Жалость - Тони Моррисон
Шрифт:
Интервал:
Закладка:
От облегчения, что ее не преследует больше ни городское, ни корабельное зловоние, Ребекка сделалась будто пьяная, и на то, чтобы отрезветь, привыкнуть к вольному воздуху, не один год ушел. Даже обыкновеннейший дождь казался в новинку: чистая, без копоти, вода падает тебе прямо с неба. Сцепив руки у горла, смотрела она на деревья, что выше соборной колокольни, смотрела и улыбалась — вот дров-то где обилие, не охолодаешь! — но нет-нет и слеза навернется, как братьев своих вспомнит, да и детишек, мерзнущих в городе, из которого сама сподобилась убраться. Таких, как здесь, она ни птиц не видывала, ни воды не пробовала такой вкусной, по чистым белым камням струящейся. А как занятно учиться стряпать из дичи, о которой ты слыхом не слыхивала, а попробуешь — прямо что жареный лебедь! Ну, бури тут, конечно, бывают свирепые — снегу выше обоконцев наметет, ставни не распахнуть. И гнус летом взвоет, взгундосит так, что хоть плачь. А все же мысль о том, какова была бы ее жизнь, засидись она там, на вонючих улицах, продолжай она терпеть плевки лордов и проституток и только приседай да кланяйся, приседай да кланяйся — нет, эта мысль ввергала ее в ужас. Здесь она отвечает перед мужем, и все; разве что иногда, может, надо долг вежливости отдать (если есть время и погода позволяет) — наведаться в единственный молельный дом, учрежденный поблизости. Баптисты все же не то, что сатанисты, хотя их и обзывали этим словом родители, которые, впрочем, за таковых и сепаратистов-пуритан почитают, тогда как, увиденные вблизи, баптисты оказались славными и щедрыми людьми, несмотря на всю бестолочь своих заблуждений. Следуя нелепым своим воззрениям, они дошли до того, что там, дома, и их, и ужасных — как там? — квакеров до полусмерти избивали в собственных молельнях. Впрочем, Ребекка не питала к ним особой враждебности. Да ведь и сам король, отправив баптистов на виселицу, по дороге помиловал, а было их в тот раз не меньше дюжины. До сих пор она помнит, как раздосадованы были родители, что зрелище отменяется, как они гневались на легкоотходчивого короля. В общем, плохо ей было с родителями в мансарде, где не смолкали скандалы, подогреваемые вспышками зависти и угрюмострастной ревности ко всякому, кто не похож на них; все это будило в ней нетерпение, склоняло к бегству. Куда угодно.

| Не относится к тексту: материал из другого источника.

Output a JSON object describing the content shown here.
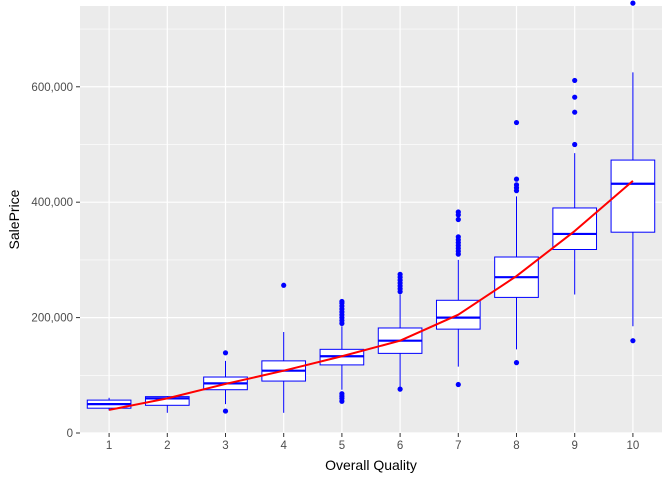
{
  "chart_data": {
    "type": "box",
    "title": "",
    "xlabel": "Overall Quality",
    "ylabel": "SalePrice",
    "ylim": [
      0,
      740000
    ],
    "y_ticks": [
      0,
      200000,
      400000,
      600000
    ],
    "y_tick_labels": [
      "0",
      "200,000",
      "400,000",
      "600,000"
    ],
    "categories": [
      "1",
      "2",
      "3",
      "4",
      "5",
      "6",
      "7",
      "8",
      "9",
      "10"
    ],
    "boxes": [
      {
        "x": "1",
        "q1": 43000,
        "median": 50000,
        "q3": 57000,
        "whisker_low": 39000,
        "whisker_high": 61000,
        "outliers": []
      },
      {
        "x": "2",
        "q1": 48000,
        "median": 60000,
        "q3": 63000,
        "whisker_low": 35000,
        "whisker_high": 64000,
        "outliers": []
      },
      {
        "x": "3",
        "q1": 75000,
        "median": 86000,
        "q3": 97000,
        "whisker_low": 50000,
        "whisker_high": 125000,
        "outliers": [
          38000,
          139000
        ]
      },
      {
        "x": "4",
        "q1": 90000,
        "median": 108000,
        "q3": 125000,
        "whisker_low": 35000,
        "whisker_high": 175000,
        "outliers": [
          256000
        ]
      },
      {
        "x": "5",
        "q1": 118000,
        "median": 133000,
        "q3": 145000,
        "whisker_low": 75000,
        "whisker_high": 185000,
        "outliers": [
          55000,
          60000,
          64000,
          68000,
          190000,
          195000,
          200000,
          205000,
          210000,
          215000,
          220000,
          225000,
          228000
        ]
      },
      {
        "x": "6",
        "q1": 138000,
        "median": 160000,
        "q3": 182000,
        "whisker_low": 76000,
        "whisker_high": 240000,
        "outliers": [
          76000,
          245000,
          250000,
          255000,
          260000,
          265000,
          270000,
          275000
        ]
      },
      {
        "x": "7",
        "q1": 180000,
        "median": 200000,
        "q3": 230000,
        "whisker_low": 115000,
        "whisker_high": 300000,
        "outliers": [
          84000,
          310000,
          315000,
          320000,
          325000,
          330000,
          335000,
          340000,
          370000,
          378000,
          383000
        ]
      },
      {
        "x": "8",
        "q1": 235000,
        "median": 270000,
        "q3": 305000,
        "whisker_low": 145000,
        "whisker_high": 410000,
        "outliers": [
          122000,
          420000,
          425000,
          430000,
          440000,
          538000
        ]
      },
      {
        "x": "9",
        "q1": 318000,
        "median": 345000,
        "q3": 390000,
        "whisker_low": 240000,
        "whisker_high": 485000,
        "outliers": [
          500000,
          556000,
          582000,
          611000
        ]
      },
      {
        "x": "10",
        "q1": 348000,
        "median": 432000,
        "q3": 473000,
        "whisker_low": 185000,
        "whisker_high": 625000,
        "outliers": [
          160000,
          745000,
          755000
        ]
      }
    ],
    "trend_line": {
      "x": [
        "1",
        "2",
        "3",
        "4",
        "5",
        "6",
        "7",
        "8",
        "9",
        "10"
      ],
      "y": [
        40000,
        60000,
        85000,
        108000,
        133000,
        160000,
        205000,
        272000,
        350000,
        437000
      ]
    },
    "grid": true,
    "colors": {
      "panel_background": "#ebebeb",
      "grid": "#ffffff",
      "box_outline": "#0000ff",
      "box_fill": "#ffffff",
      "outlier_points": "#0000ff",
      "trend_line": "#ff0000"
    }
  }
}
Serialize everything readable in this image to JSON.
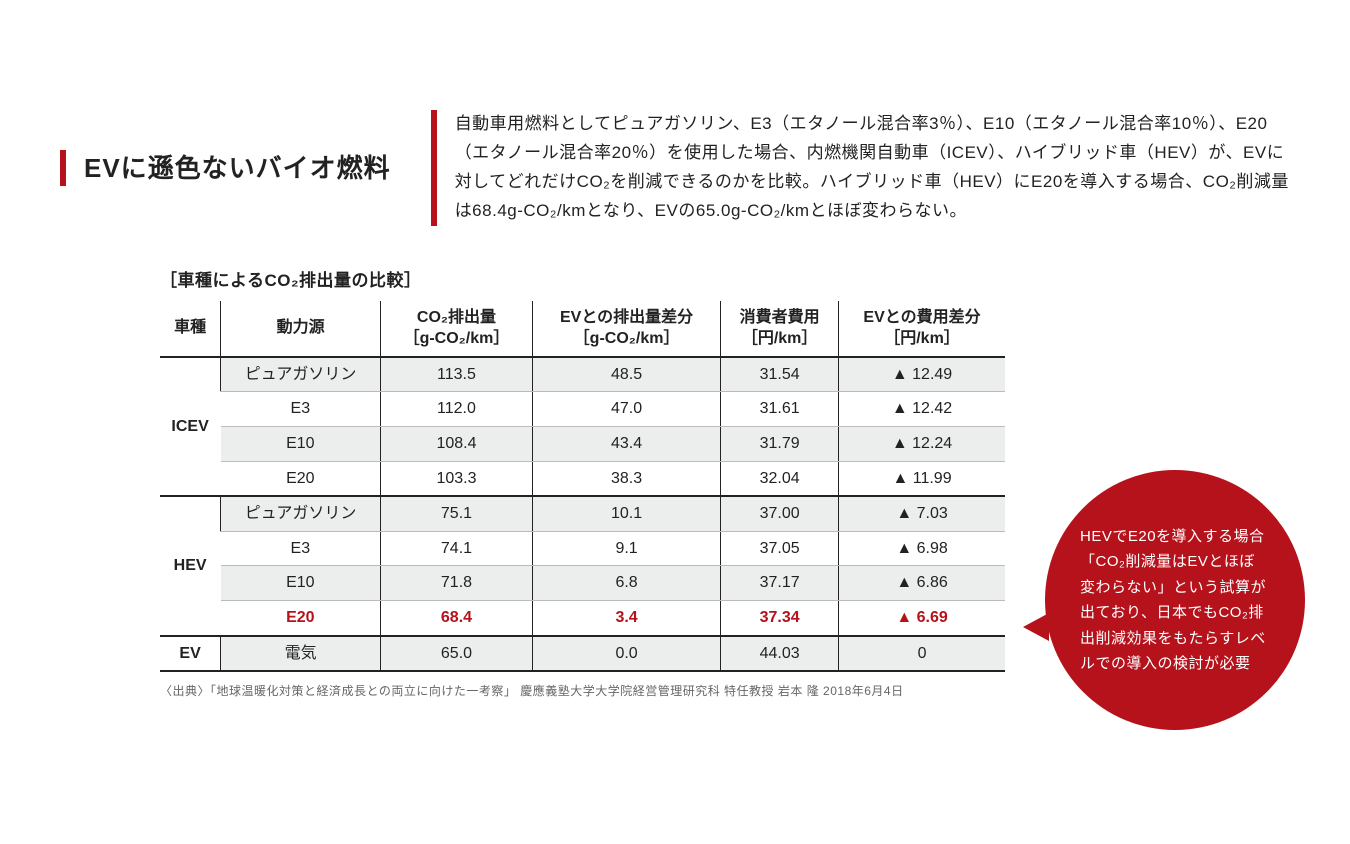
{
  "colors": {
    "accent": "#b5121b",
    "shade": "#eceded",
    "border": "#222222"
  },
  "header": {
    "title": "EVに遜色ないバイオ燃料",
    "description": "自動車用燃料としてピュアガソリン、E3（エタノール混合率3％）、E10（エタノール混合率10％）、E20（エタノール混合率20％）を使用した場合、内燃機関自動車（ICEV）、ハイブリッド車（HEV）が、EVに対してどれだけCO₂を削減できるのかを比較。ハイブリッド車（HEV）にE20を導入する場合、CO₂削減量は68.4g-CO₂/kmとなり、EVの65.0g-CO₂/kmとほぼ変わらない。"
  },
  "table": {
    "caption": "［車種によるCO₂排出量の比較］",
    "columns": {
      "c0": "車種",
      "c1": "動力源",
      "c2": "CO₂排出量\n［g-CO₂/km］",
      "c3": "EVとの排出量差分\n［g-CO₂/km］",
      "c4": "消費者費用\n［円/km］",
      "c5": "EVとの費用差分\n［円/km］"
    },
    "groups": [
      {
        "name": "ICEV",
        "rows": [
          {
            "shaded": true,
            "cells": [
              "ピュアガソリン",
              "113.5",
              "48.5",
              "31.54",
              "▲ 12.49"
            ]
          },
          {
            "shaded": false,
            "cells": [
              "E3",
              "112.0",
              "47.0",
              "31.61",
              "▲ 12.42"
            ]
          },
          {
            "shaded": true,
            "cells": [
              "E10",
              "108.4",
              "43.4",
              "31.79",
              "▲ 12.24"
            ]
          },
          {
            "shaded": false,
            "cells": [
              "E20",
              "103.3",
              "38.3",
              "32.04",
              "▲ 11.99"
            ]
          }
        ]
      },
      {
        "name": "HEV",
        "rows": [
          {
            "shaded": true,
            "cells": [
              "ピュアガソリン",
              "75.1",
              "10.1",
              "37.00",
              "▲   7.03"
            ]
          },
          {
            "shaded": false,
            "cells": [
              "E3",
              "74.1",
              "9.1",
              "37.05",
              "▲   6.98"
            ]
          },
          {
            "shaded": true,
            "cells": [
              "E10",
              "71.8",
              "6.8",
              "37.17",
              "▲   6.86"
            ]
          },
          {
            "shaded": false,
            "highlight": true,
            "cells": [
              "E20",
              "68.4",
              "3.4",
              "37.34",
              "▲   6.69"
            ]
          }
        ]
      },
      {
        "name": "EV",
        "rows": [
          {
            "shaded": true,
            "cells": [
              "電気",
              "65.0",
              "0.0",
              "44.03",
              "0"
            ]
          }
        ]
      }
    ]
  },
  "source": "〈出典〉「地球温暖化対策と経済成長との両立に向けた一考察」 慶應義塾大学大学院経営管理研究科 特任教授 岩本 隆 2018年6月4日",
  "callout": "HEVでE20を導入する場合「CO₂削減量はEVとほぼ変わらない」という試算が出ており、日本でもCO₂排出削減効果をもたらすレベルでの導入の検討が必要"
}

Первая возможность избавления пришла довольно рано: в приходской школе четырех девочек, ее в том числе, выбрали для обучения на горничных. Однако в единственном доме, куда ее согласились принять на службу, ей пришлось спасаться от хозяина бегством и прятаться за дверьми. В том доме она выдержала четыре дня. Другого места ей уже не предложили. Потом пришло избавление более решительное — отец узнал, что некий человек ищет неслабосильную жену, а приданого как раз не ищет. С одной стороны, упреждаемая о немедленной погибели, с другой, получив обещание счастливого замужества, она ни в то ни в другое не верила. В то же время ни денег, ни наклонности торговать — что вразнос, что на рынке — у нее не было; за кров и кусок хлеба идти в подневольные ученицы тоже не хотелось; даже в публичный дом высокого пошиба ее не взяли бы, так что оставалось только в служанки, в уличные проститутки либо замуж, и, хотя страшное рассказывали о каждом из упомянутых поприщ, последняя возможность все же казалась наиболее безопасной. Направившись по этому пути, она может заиметь детей, а стало быть, и некоторое снисхождение. Что же до видов на будущее, то оно всецело зависит от того, к какому попадешь мужчине. Следовательно, выход замуж за незнакомого мужчину в заморской стране дает явные преимущества — прежде всего именно удаленностью: во-первых, от матери, сварливой мегеры, в недавнем прошлом по злоречивости едва не подвергшейся позорному окунанию в пруд;[4] во-вторых, от братьев, работающих день и ночь с отцом и от него набравшихся небрежительного отношения к сестре, помогавшей их взращивать; но особенно от ухмылок и грубых поползновений мужчин — пьяных ли, трезвых, — шарахаться от которых ей приходилось каждый божий день. Ну, в Америку. Ну, опасно, но ведь не хуже, поди, чем здесь?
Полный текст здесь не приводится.